Fu proprio quando tutto sembrava sul punto di crollare, ad un passo dal frantumarsi irreparabilmente, che mi venne un'illuminazione. Dal nulla, mentre iniziava a vedere sempre più lontana la luce in fondo al tunnel, mi ero ritrovata a far leva su ciò di cui mia sorella era più orgogliosa: la sua indipendenza. 

Ero riuscita a convincerla- ammetto in modo non esattamente irreprensibile e spassionato- che forse, dopo più di due anni con Colin, la soluzione ad ogni problema sarebbe stata variare leggermente la solita routine, in modo che entrambi potessero prendersi del tempo per riflettere.

La prima volta che mi ero impicciata negli affari loro, appena qualche giorno prima, avevo giurato a me stessa che non mi sarei mai più calata nei panni di Cupido, ma a quanto pare, ormai, dispensare consigli amorosi con un'ignoranza di fondo sull'argomento stava diventando una terrificante abitudine. Tutto ciò non avrebbe portato nulla di buono, ne ero certa.

In quell'esatto momento, ad ogni modo, mia sorella si trovava chissà dove, in qualche angolo remoto della California. Senza una meta, senza un itinerario, senza tecnologia.

Senza Colin.

Solo lei e uno zaino da campeggio, unico suo compagno di viaggio per le successive tre settimane.

Inizialmente,  Sadie aveva pensato di tornare a casa dopo una decina di giorni, ma aero risultata così insistente nel convincerla a prolungare la sua vacanza che, volente o nolente, era finita per cedere. 

Più tempo avrebbe trascorso lontana da Santa Monica, meglio era.

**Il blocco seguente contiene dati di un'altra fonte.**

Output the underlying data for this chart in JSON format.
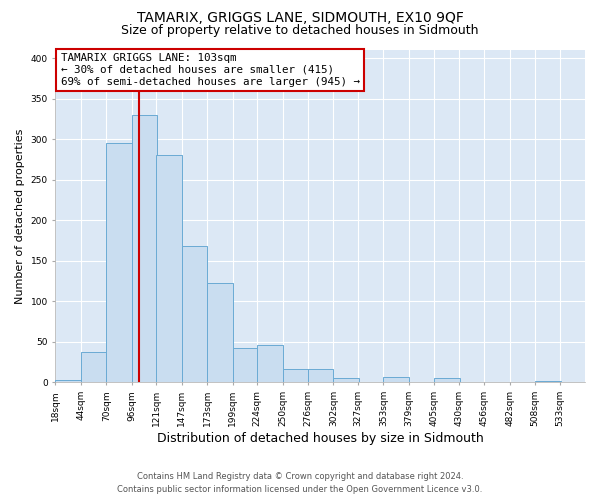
{
  "title": "TAMARIX, GRIGGS LANE, SIDMOUTH, EX10 9QF",
  "subtitle": "Size of property relative to detached houses in Sidmouth",
  "xlabel": "Distribution of detached houses by size in Sidmouth",
  "ylabel": "Number of detached properties",
  "footer_line1": "Contains HM Land Registry data © Crown copyright and database right 2024.",
  "footer_line2": "Contains public sector information licensed under the Open Government Licence v3.0.",
  "bin_labels": [
    "18sqm",
    "44sqm",
    "70sqm",
    "96sqm",
    "121sqm",
    "147sqm",
    "173sqm",
    "199sqm",
    "224sqm",
    "250sqm",
    "276sqm",
    "302sqm",
    "327sqm",
    "353sqm",
    "379sqm",
    "405sqm",
    "430sqm",
    "456sqm",
    "482sqm",
    "508sqm",
    "533sqm"
  ],
  "bar_heights": [
    3,
    37,
    295,
    330,
    280,
    168,
    123,
    42,
    46,
    17,
    17,
    5,
    0,
    7,
    0,
    5,
    0,
    0,
    0,
    2,
    0
  ],
  "bar_color": "#c9ddf0",
  "bar_edge_color": "#6aaad4",
  "property_line_x": 103,
  "bin_edges": [
    18,
    44,
    70,
    96,
    121,
    147,
    173,
    199,
    224,
    250,
    276,
    302,
    327,
    353,
    379,
    405,
    430,
    456,
    482,
    508,
    533
  ],
  "bin_width": 26,
  "annotation_title": "TAMARIX GRIGGS LANE: 103sqm",
  "annotation_line1": "← 30% of detached houses are smaller (415)",
  "annotation_line2": "69% of semi-detached houses are larger (945) →",
  "annotation_box_facecolor": "#ffffff",
  "annotation_box_edgecolor": "#cc0000",
  "red_line_color": "#cc0000",
  "ylim": [
    0,
    410
  ],
  "yticks": [
    0,
    50,
    100,
    150,
    200,
    250,
    300,
    350,
    400
  ],
  "fig_background": "#ffffff",
  "plot_background": "#dce8f5",
  "grid_color": "#ffffff",
  "title_fontsize": 10,
  "subtitle_fontsize": 9,
  "xlabel_fontsize": 9,
  "ylabel_fontsize": 8,
  "tick_fontsize": 6.5,
  "footer_fontsize": 6,
  "annotation_fontsize": 7.8
}
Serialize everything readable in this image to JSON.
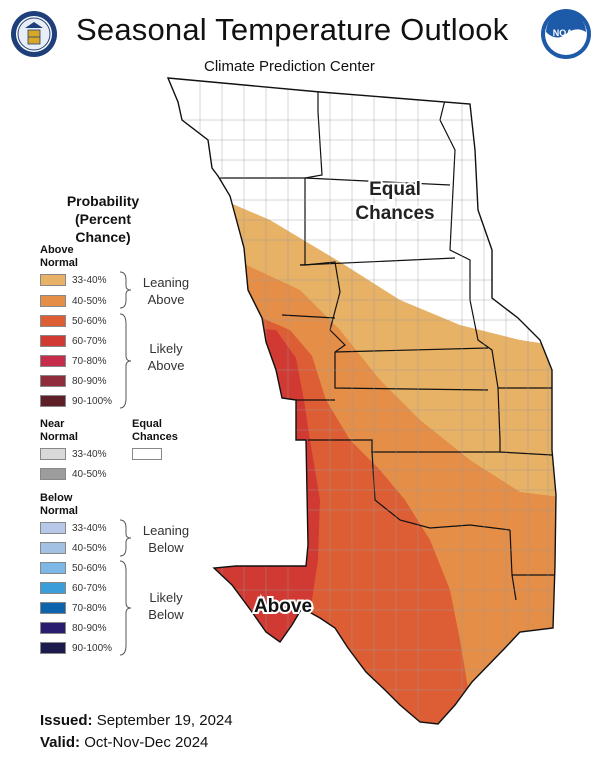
{
  "header": {
    "title": "Seasonal Temperature Outlook",
    "subtitle": "Climate Prediction Center"
  },
  "legend": {
    "title_line1": "Probability",
    "title_line2": "(Percent Chance)",
    "above": {
      "header_line1": "Above",
      "header_line2": "Normal",
      "ranges": [
        {
          "label": "33-40%",
          "color": "#e7b166"
        },
        {
          "label": "40-50%",
          "color": "#e48e48"
        },
        {
          "label": "50-60%",
          "color": "#dd5e34"
        },
        {
          "label": "60-70%",
          "color": "#d13a33"
        },
        {
          "label": "70-80%",
          "color": "#c62d4a"
        },
        {
          "label": "80-90%",
          "color": "#8f2d3c"
        },
        {
          "label": "90-100%",
          "color": "#5f1f28"
        }
      ],
      "leaning_line1": "Leaning",
      "leaning_line2": "Above",
      "likely_line1": "Likely",
      "likely_line2": "Above"
    },
    "near": {
      "header_line1": "Near",
      "header_line2": "Normal",
      "ranges": [
        {
          "label": "33-40%",
          "color": "#d9d9d9"
        },
        {
          "label": "40-50%",
          "color": "#9d9d9d"
        }
      ]
    },
    "equal_chances": {
      "line1": "Equal",
      "line2": "Chances",
      "color": "#ffffff"
    },
    "below": {
      "header_line1": "Below",
      "header_line2": "Normal",
      "ranges": [
        {
          "label": "33-40%",
          "color": "#b6c7e8"
        },
        {
          "label": "40-50%",
          "color": "#a3c2e3"
        },
        {
          "label": "50-60%",
          "color": "#7cb7e6"
        },
        {
          "label": "60-70%",
          "color": "#3c9ddb"
        },
        {
          "label": "70-80%",
          "color": "#0e63ad"
        },
        {
          "label": "80-90%",
          "color": "#2a1c6e"
        },
        {
          "label": "90-100%",
          "color": "#1d1a4c"
        }
      ],
      "leaning_line1": "Leaning",
      "leaning_line2": "Below",
      "likely_line1": "Likely",
      "likely_line2": "Below"
    }
  },
  "map": {
    "label_equal_line1": "Equal",
    "label_equal_line2": "Chances",
    "label_above": "Above",
    "zone_colors": {
      "equal": "#ffffff",
      "above_33_40": "#e7b166",
      "above_40_50": "#e48e48",
      "above_50_60": "#dd5e34",
      "above_60_70": "#d13a33"
    }
  },
  "footer": {
    "issued_label": "Issued:",
    "issued_value": "September 19, 2024",
    "valid_label": "Valid:",
    "valid_value": "Oct-Nov-Dec 2024"
  },
  "logos": {
    "left": "commerce-seal-icon",
    "right": "noaa-logo-icon"
  }
}
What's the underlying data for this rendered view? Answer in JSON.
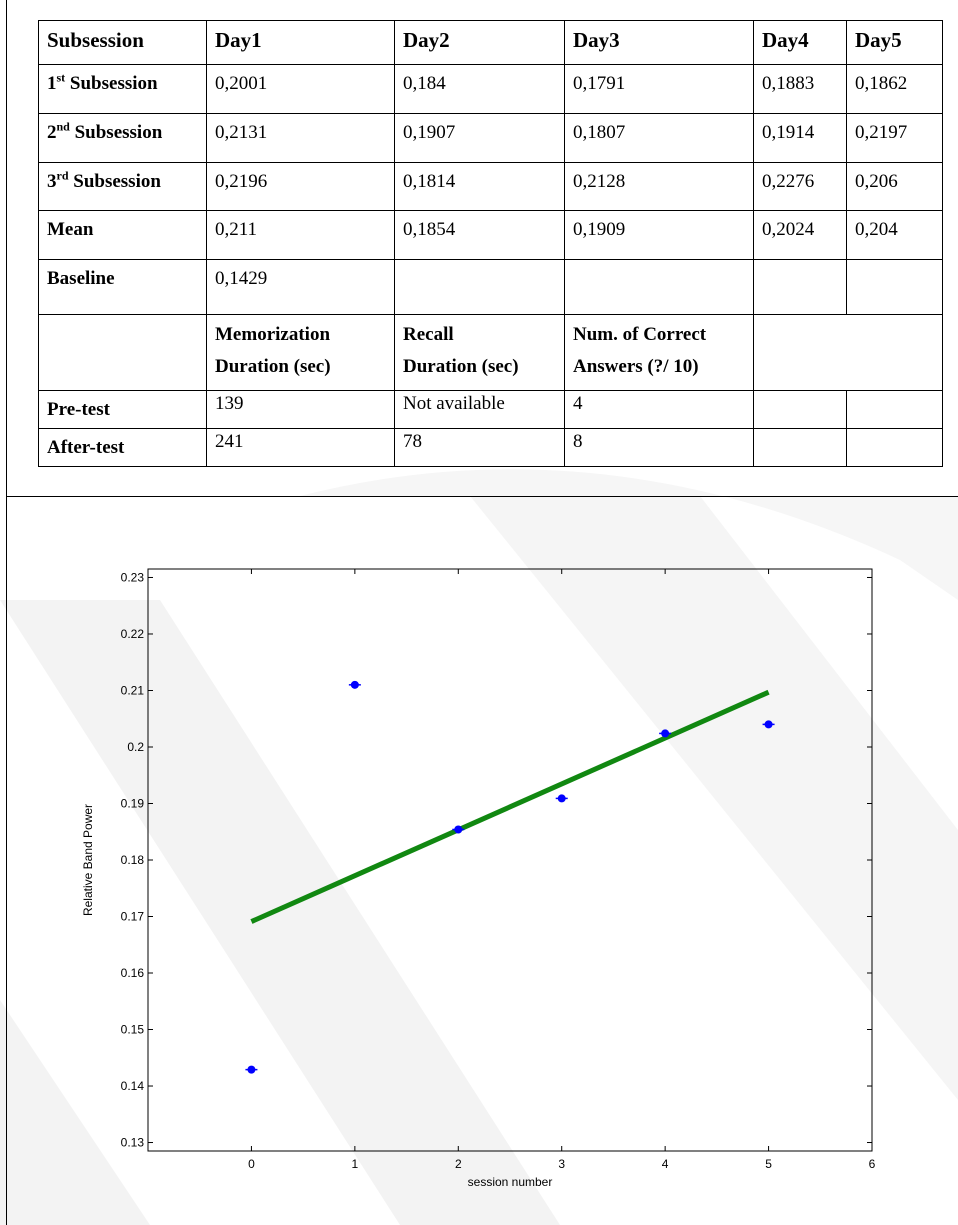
{
  "table": {
    "header": [
      "Subsession",
      "Day1",
      "Day2",
      "Day3",
      "Day4",
      "Day5"
    ],
    "rows": [
      {
        "ord": "1",
        "sup": "st",
        "rest": " Subsession",
        "values": [
          "0,2001",
          "0,184",
          "0,1791",
          "0,1883",
          "0,1862"
        ]
      },
      {
        "ord": "2",
        "sup": "nd",
        "rest": " Subsession",
        "values": [
          "0,2131",
          "0,1907",
          "0,1807",
          "0,1914",
          "0,2197"
        ]
      },
      {
        "ord": "3",
        "sup": "rd",
        "rest": " Subsession",
        "values": [
          "0,2196",
          "0,1814",
          "0,2128",
          "0,2276",
          "0,206"
        ]
      }
    ],
    "mean": {
      "label": "Mean",
      "values": [
        "0,211",
        "0,1854",
        "0,1909",
        "0,2024",
        "0,204"
      ]
    },
    "baseline": {
      "label": "Baseline",
      "value": "0,1429"
    },
    "test_header": {
      "memorization": [
        "Memorization",
        "Duration (sec)"
      ],
      "recall": [
        "Recall",
        "Duration (sec)"
      ],
      "correct": [
        "Num. of Correct",
        "Answers (?/ 10)"
      ]
    },
    "pretest": {
      "label": "Pre-test",
      "values": [
        "139",
        "Not available",
        "4"
      ]
    },
    "aftertest": {
      "label": "After-test",
      "values": [
        "241",
        "78",
        "8"
      ]
    }
  },
  "chart_data": {
    "type": "scatter",
    "title": "",
    "xlabel": "session number",
    "ylabel": "Relative Band Power",
    "xlim": [
      -1,
      6
    ],
    "ylim": [
      0.1285,
      0.2315
    ],
    "x_ticks": [
      0,
      1,
      2,
      3,
      4,
      5,
      6
    ],
    "y_ticks": [
      0.13,
      0.14,
      0.15,
      0.16,
      0.17,
      0.18,
      0.19,
      0.2,
      0.21,
      0.22,
      0.23
    ],
    "y_tick_labels": [
      "0.13",
      "0.14",
      "0.15",
      "0.16",
      "0.17",
      "0.18",
      "0.19",
      "0.2",
      "0.21",
      "0.22",
      "0.23"
    ],
    "points": {
      "x": [
        0,
        1,
        2,
        3,
        4,
        5
      ],
      "y": [
        0.1429,
        0.211,
        0.1854,
        0.1909,
        0.2024,
        0.204
      ]
    },
    "fit_line": {
      "x": [
        0,
        5
      ],
      "y": [
        0.1691,
        0.2097
      ]
    },
    "colors": {
      "points": "#0000ff",
      "fit_line": "#118811"
    }
  }
}
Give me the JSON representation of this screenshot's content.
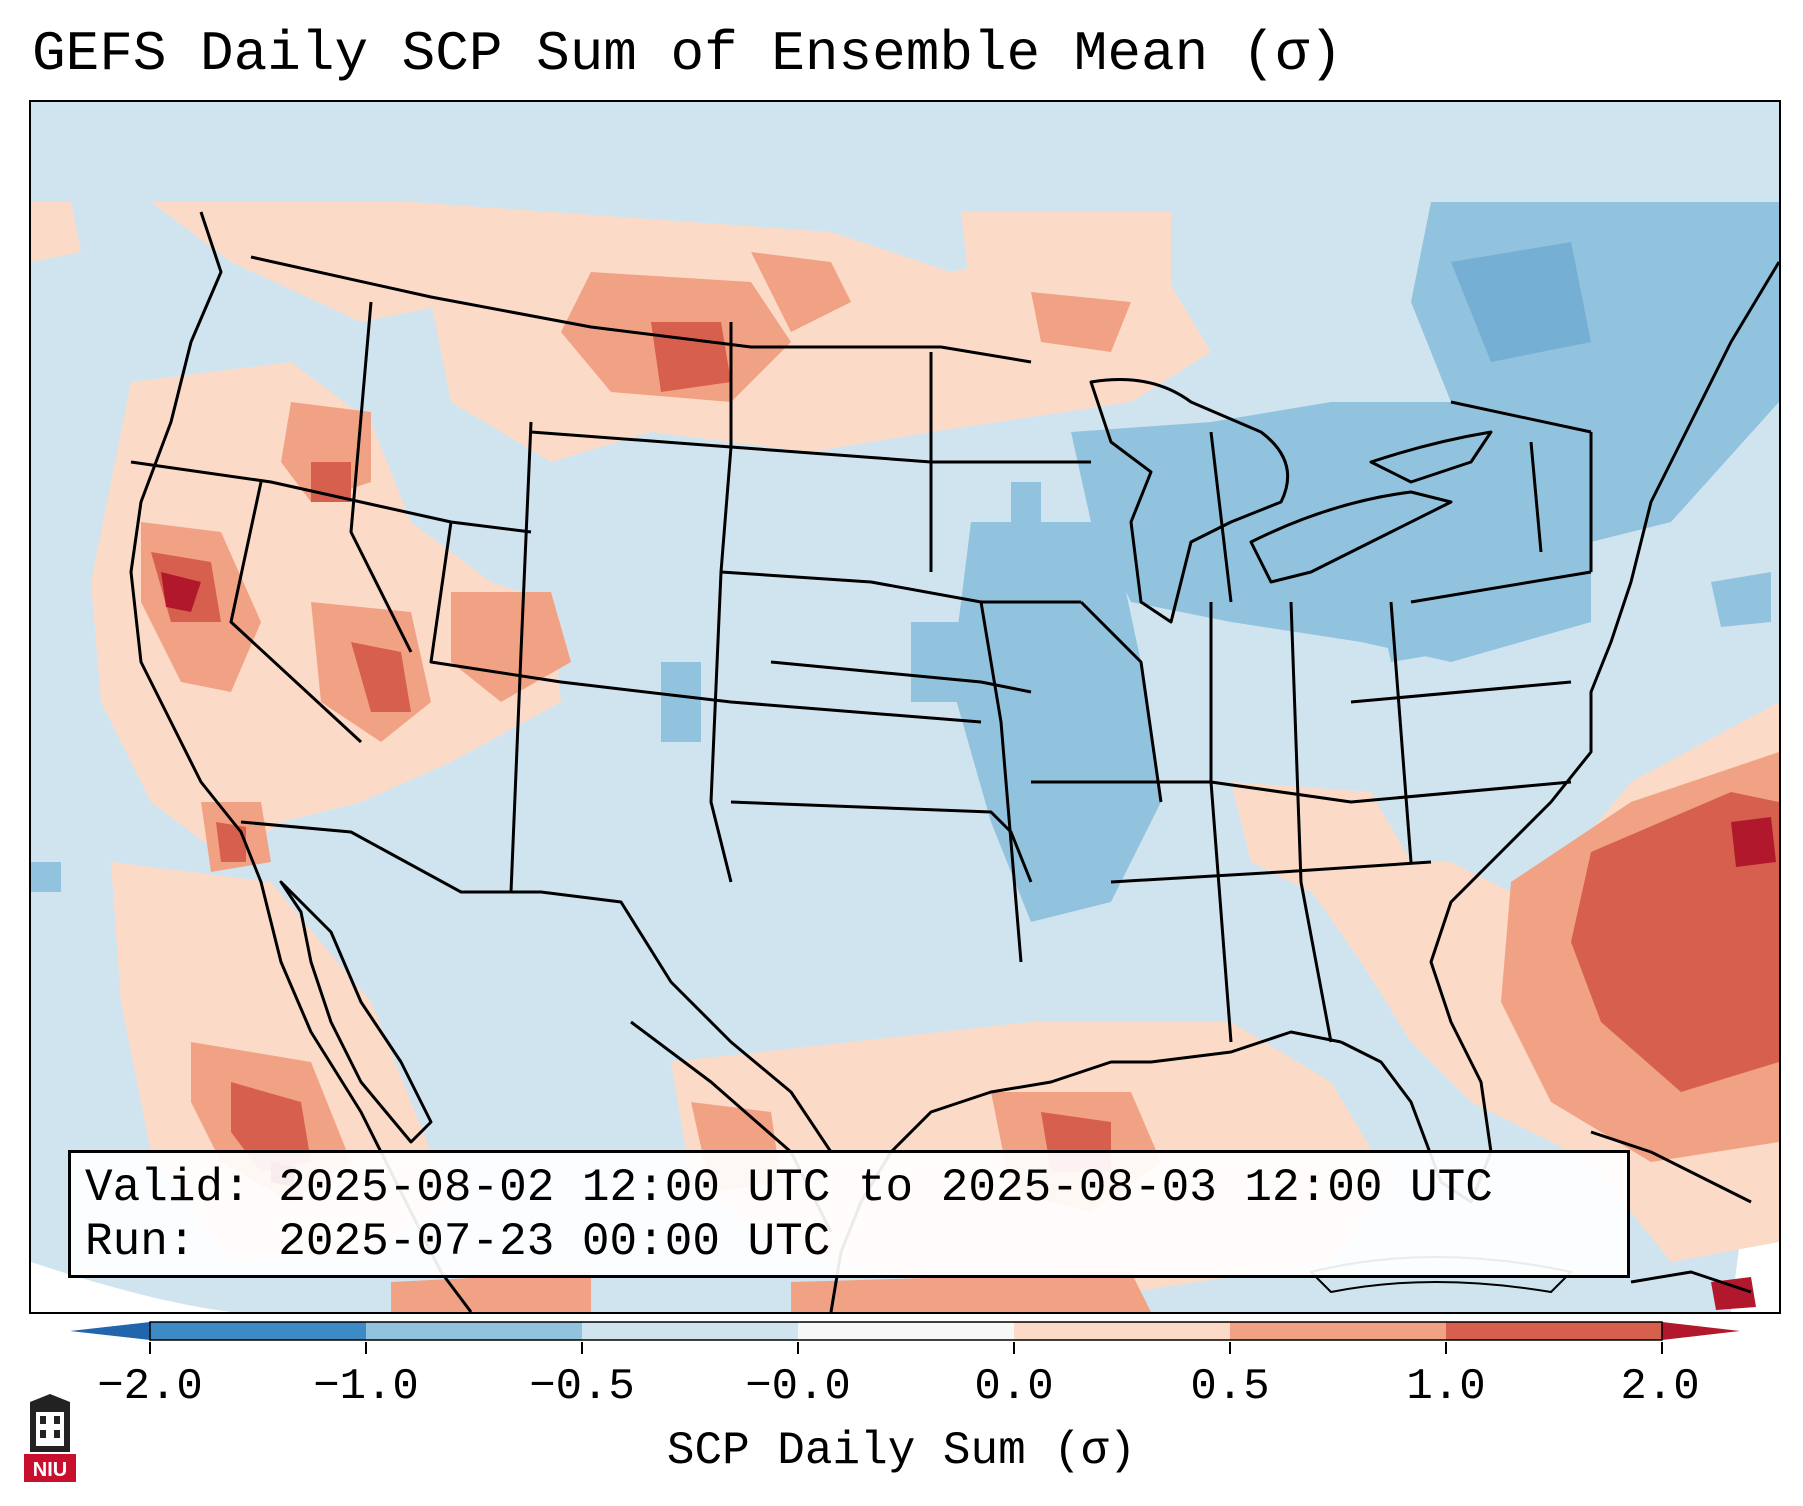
{
  "title": "GEFS Daily SCP Sum of Ensemble Mean (σ)",
  "map": {
    "region": "Contiguous United States, southern Canada, northern Mexico, Gulf of Mexico, western Atlantic",
    "variable": "SCP Daily Sum (σ)",
    "ocean_fill": "#d0e4ef"
  },
  "info_box": {
    "valid_label": "Valid:",
    "valid_value": "2025-08-02 12:00 UTC to 2025-08-03 12:00 UTC",
    "run_label": "Run:",
    "run_value": "2025-07-23 00:00 UTC"
  },
  "colorbar": {
    "label": "SCP Daily Sum (σ)",
    "ticks": [
      "−2.0",
      "−1.0",
      "−0.5",
      "−0.0",
      "0.0",
      "0.5",
      "1.0",
      "2.0"
    ],
    "colors": [
      "#3e8ac4",
      "#92c3de",
      "#d0e4ef",
      "#f7f7f7",
      "#fbdbc7",
      "#f1a284",
      "#d6604d",
      "#b2182b"
    ],
    "extend_low_color": "#2166ac",
    "extend_high_color": "#b2182b"
  },
  "logo": {
    "text": "NIU",
    "color": "#c8102e"
  }
}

Più tempo avrebbe trascorso lontana da Santa Monica, meno possibilità ci sarebbero state che sapesse di Hunter Price.

Dopo la partenza di Sadie, iniziai a sentire davvero sulle spalle il peso di tutte le bugie che le avevo detto, e di tutti i segreti che mi ero curata di nasconderle. Non mi ero mai sentita, in diciassette anni, tanto viscida.  Avevo messo nella vita privata di mia sorella, solo per pararmi la faccia. Al posto di offrirle davvero il sostegno che avrebbe meritato, il mio unico pensiero era stato non farle scoprire nulla, tenerla all'oscuro di ogni singolo frammento di verità. Ma l'avevo fatto per il suo bene, ero disposta a giurarlo. Preferivo impedire che si facesse del male in futuro, piuttosto che curare le ferite di cui già portava le cicatrici sulla pelle.

Non ero mai stata brava, a consolare la gente. Io ero quella che cercava le soluzioni, che risolveva problemi tangibili, non che prestava supporto morale. Non davo consigli. Prendevo in mano la situazione e agivo. Era Sadie, quella empatica, quella sensibile.

Troppo sensibile. Troppo delicata per la realtà brutale e efferata che la circondava. Come il bocciolo di un fiore di loto, puro e innocente nella sua interezza, in un lago di petrolio e sangue. 

Qualcuno bussò alla porta della mia stanza, e subito dopo la voce di mio padre echeggiò nel corridoio.

- Posso?- chiese.

- Certo.

Quando entrò, sul suo volto scorsi un residuo di sgomento, come un cerbiatto spaventato alla vista di un cacciatore.

- Al piano di sotto è in corso una guerra interplanetaria- mi informò. - Meglio mettersi al riparo.

- Conviene iniziare a cercare sconti sulle bare 150×60 centimetri. Austin non ha possibilità contro la mamma.